Like its predecessor Obama administration, the Biden administration is empowering terrorists and endangering lives around the world. The assessments and reports on Nasir suggest that it’s highly likely that he will return to the Jihad. He has already allegedly been involved or sought involvement in a variety of conflicts from Chechnya to Libya to Afghanistan. But the instability created in North Africa by Obama’s Arab Spring will leave him plenty of options back home.

Nasir has also expressed a preference for killing Jews. His release is another warning that the Biden administration, like its predecessor, has no regard for the threat Jihadists pose to Jews.

Finally, if Nasir returns to training Islamic terrorists, it’s likely that American soldiers will face his students in battle. Despite Biden’s false claim to have withdrawn from Afghanistan, 600 U.S. soldiers have been left behind. Not to mention diplomats, aid workers, and other Americans.

American forces also continue to maintain a presence in North Africa and the Middle East. Last month, the United States held African Lion, the annual military exercise in the region, in Morocco which involved, among others, personnel from the Georgia National Guard.

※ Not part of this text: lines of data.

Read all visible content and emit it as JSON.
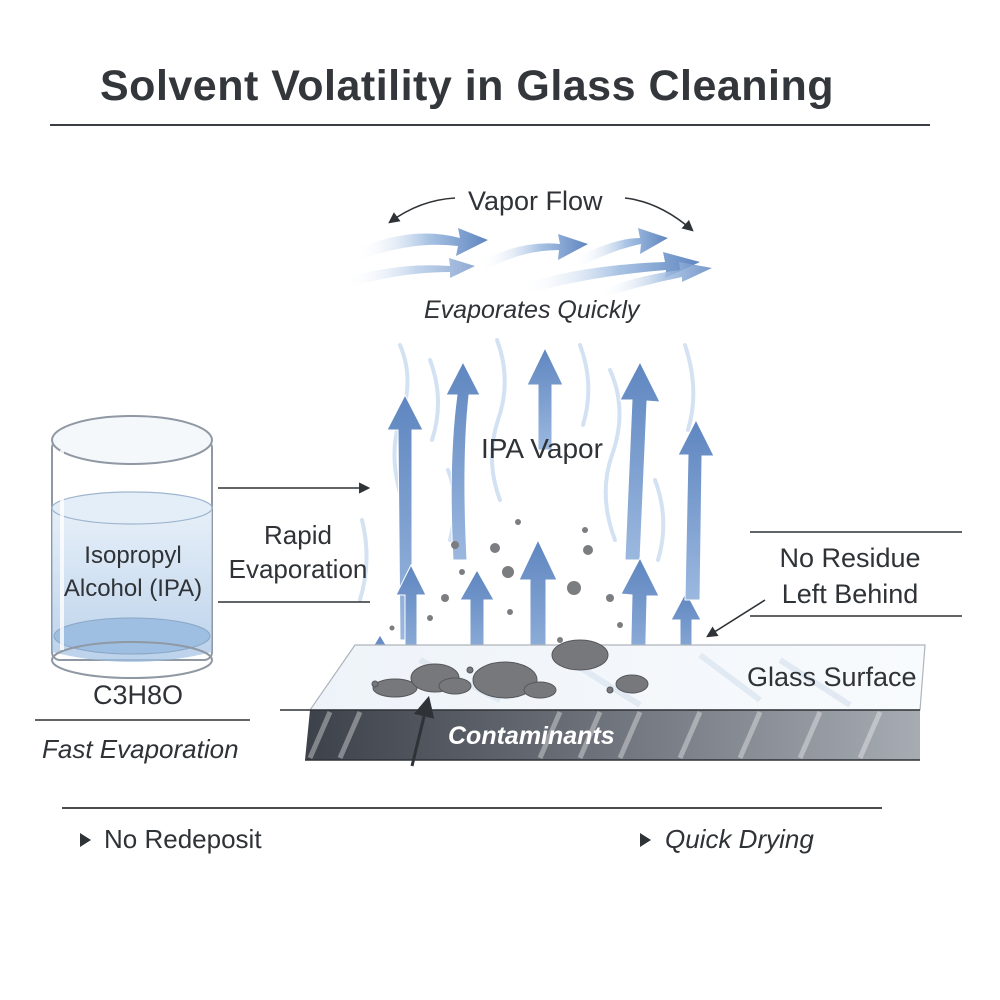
{
  "title": "Solvent Volatility in Glass Cleaning",
  "labels": {
    "vapor_flow": "Vapor Flow",
    "evaporates_quickly": "Evaporates Quickly",
    "ipa_vapor": "IPA Vapor",
    "rapid_line1": "Rapid",
    "rapid_line2": "Evaporation",
    "container_line1": "Isopropyl",
    "container_line2": "Alcohol (IPA)",
    "formula": "C3H8O",
    "fast_evaporation": "Fast Evaporation",
    "no_residue_line1": "No Residue",
    "no_residue_line2": "Left Behind",
    "glass_surface": "Glass Surface",
    "contaminants": "Contaminants"
  },
  "bullets": [
    "No Redeposit",
    "Quick Drying"
  ],
  "icons": {
    "bullet": "triangle-bullet-icon",
    "arrow": "arrow-right-icon"
  },
  "colors": {
    "vapor_blue": "#6f93c8",
    "vapor_light": "#c9dbef",
    "liquid_blue": "#a8c6e6",
    "glass_dark": "#4a4f58",
    "contaminant_gray": "#7b7d80",
    "text": "#2f3236"
  }
}
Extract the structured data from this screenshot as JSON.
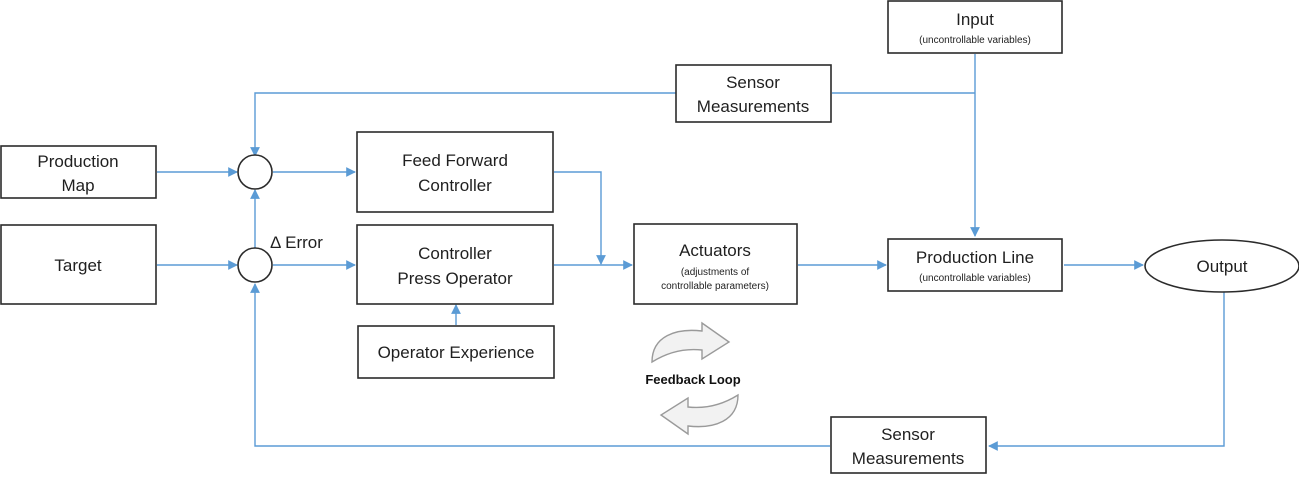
{
  "nodes": {
    "input": {
      "label": "Input",
      "sub": "(uncontrollable variables)"
    },
    "sensor_top": {
      "line1": "Sensor",
      "line2": "Measurements"
    },
    "production_map": {
      "line1": "Production",
      "line2": "Map"
    },
    "target": {
      "label": "Target"
    },
    "feed_forward": {
      "line1": "Feed Forward",
      "line2": "Controller"
    },
    "controller": {
      "line1": "Controller",
      "line2": "Press Operator"
    },
    "operator_experience": {
      "label": "Operator Experience"
    },
    "actuators": {
      "label": "Actuators",
      "sub1": "(adjustments of",
      "sub2": "controllable parameters)"
    },
    "production_line": {
      "label": "Production Line",
      "sub": "(uncontrollable variables)"
    },
    "output": {
      "label": "Output"
    },
    "sensor_bottom": {
      "line1": "Sensor",
      "line2": "Measurements"
    }
  },
  "error_label": "Δ Error",
  "feedback_loop_label": "Feedback Loop",
  "colors": {
    "connector": "#5b9bd5",
    "box_stroke": "#2b2b2b"
  }
}
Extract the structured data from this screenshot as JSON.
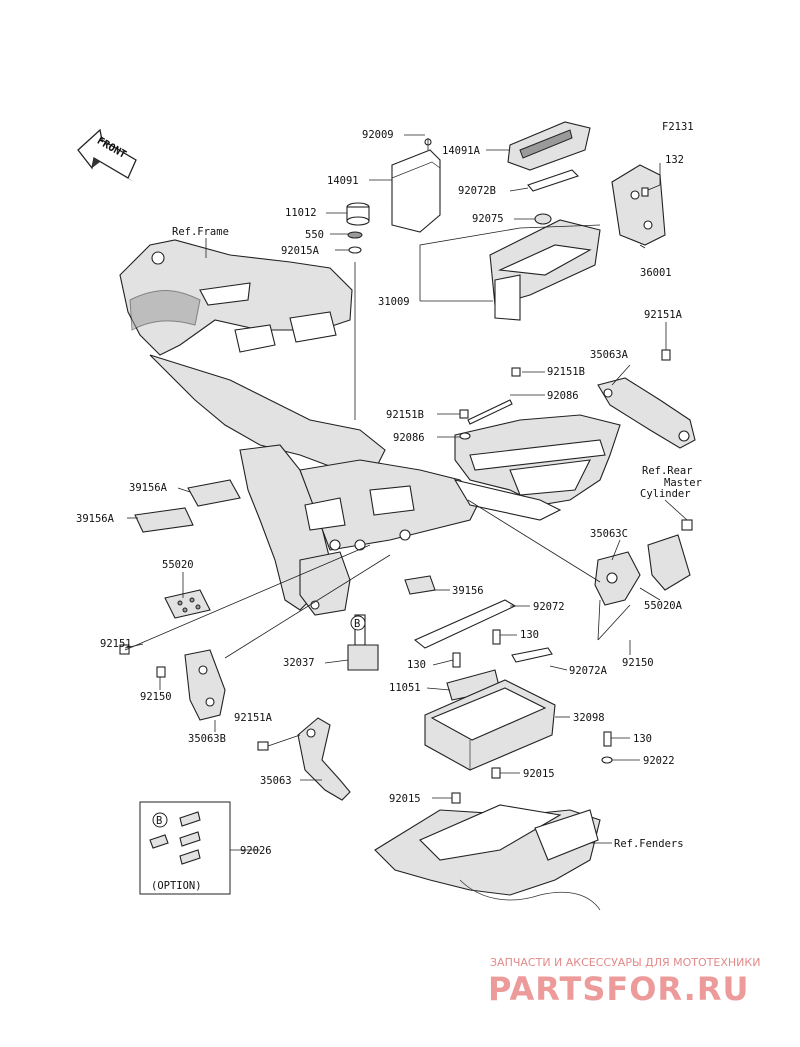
{
  "figure_code": "F2131",
  "front_label": "FRONT",
  "option_label": "(OPTION)",
  "option_marker": "B",
  "bolt_marker": "B",
  "watermark": {
    "tagline": "ЗАПЧАСТИ И АКСЕССУАРЫ ДЛЯ МОТОТЕХНИКИ",
    "brand": "PARTSFOR.RU"
  },
  "labels": {
    "p92009": "92009",
    "p14091A": "14091A",
    "p14091": "14091",
    "p92072B": "92072B",
    "p132": "132",
    "p11012": "11012",
    "p92075": "92075",
    "p550": "550",
    "p92015A": "92015A",
    "p36001": "36001",
    "ref_frame": "Ref.Frame",
    "p31009": "31009",
    "p92151A_top": "92151A",
    "p35063A": "35063A",
    "p92151B_1": "92151B",
    "p92086_1": "92086",
    "p92151B_2": "92151B",
    "p92086_2": "92086",
    "ref_rear_master_1": "Ref.Rear",
    "ref_rear_master_2": "Master",
    "ref_rear_master_3": "Cylinder",
    "p39156A_1": "39156A",
    "p39156A_2": "39156A",
    "p35063C": "35063C",
    "p55020": "55020",
    "p55020A": "55020A",
    "p39156": "39156",
    "p92072": "92072",
    "p92151": "92151",
    "p130_1": "130",
    "p92150_r": "92150",
    "p32037": "32037",
    "p130_2": "130",
    "p92072A": "92072A",
    "p11051": "11051",
    "p92150_l": "92150",
    "p35063B": "35063B",
    "p32098": "32098",
    "p92151A_low": "92151A",
    "p130_3": "130",
    "p92022": "92022",
    "p35063": "35063",
    "p92015_1": "92015",
    "p92015_2": "92015",
    "p92026": "92026",
    "ref_fenders": "Ref.Fenders"
  }
}
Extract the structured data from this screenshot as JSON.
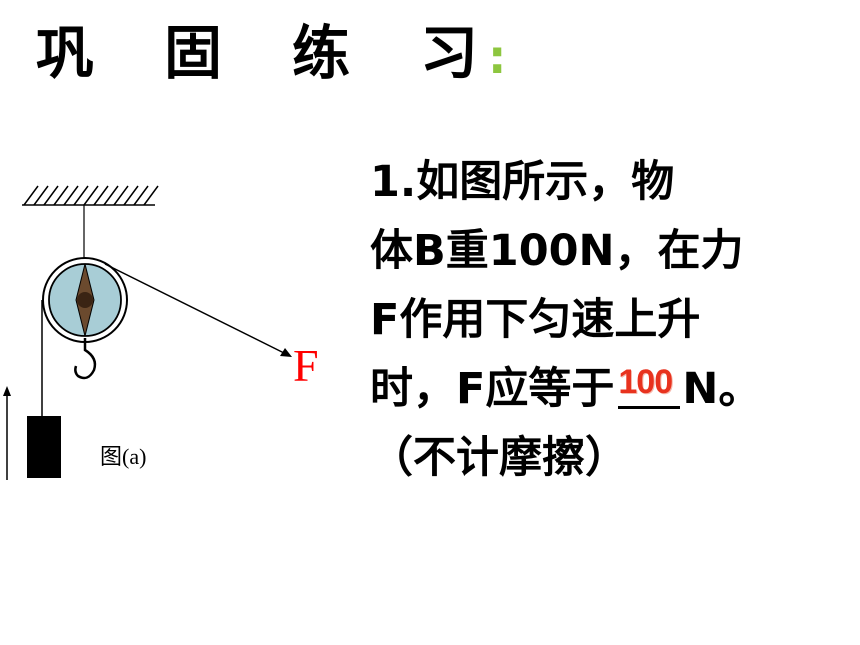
{
  "title": {
    "chars": [
      "巩",
      "固",
      "练",
      "习"
    ],
    "colon": ":"
  },
  "figure": {
    "force_label": "F",
    "caption": "图(a)"
  },
  "question": {
    "line1": "1.如图所示，物",
    "line2": "体B重100N，在力",
    "line3": "F作用下匀速上升",
    "line4_before": "时，F应等于",
    "line4_after": "N。",
    "line5": "（不计摩擦）",
    "answer": "100"
  },
  "colors": {
    "title_colon": "#8dc63f",
    "force_label": "#ff0000",
    "answer": "#e8321e",
    "pulley_fill": "#a8cdd6"
  }
}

Releasing Nasir endangers the lives of American forces participating in future military exercises.

Among Abdul Latif Nasir's dark history, the assessment mentions that the Al Qaeda terrorist was "the explosives expert who assisted the Taliban in destroying the Bamyan Buddha figures".

As the Taliban retake Afghanistan, Biden’s decision to release the terrorist linked to an act that first brought the Taliban to the attention of the world sends a message of support for terrorism.

The Jihad could not have gotten a clearer thumbs up from the Biden administration.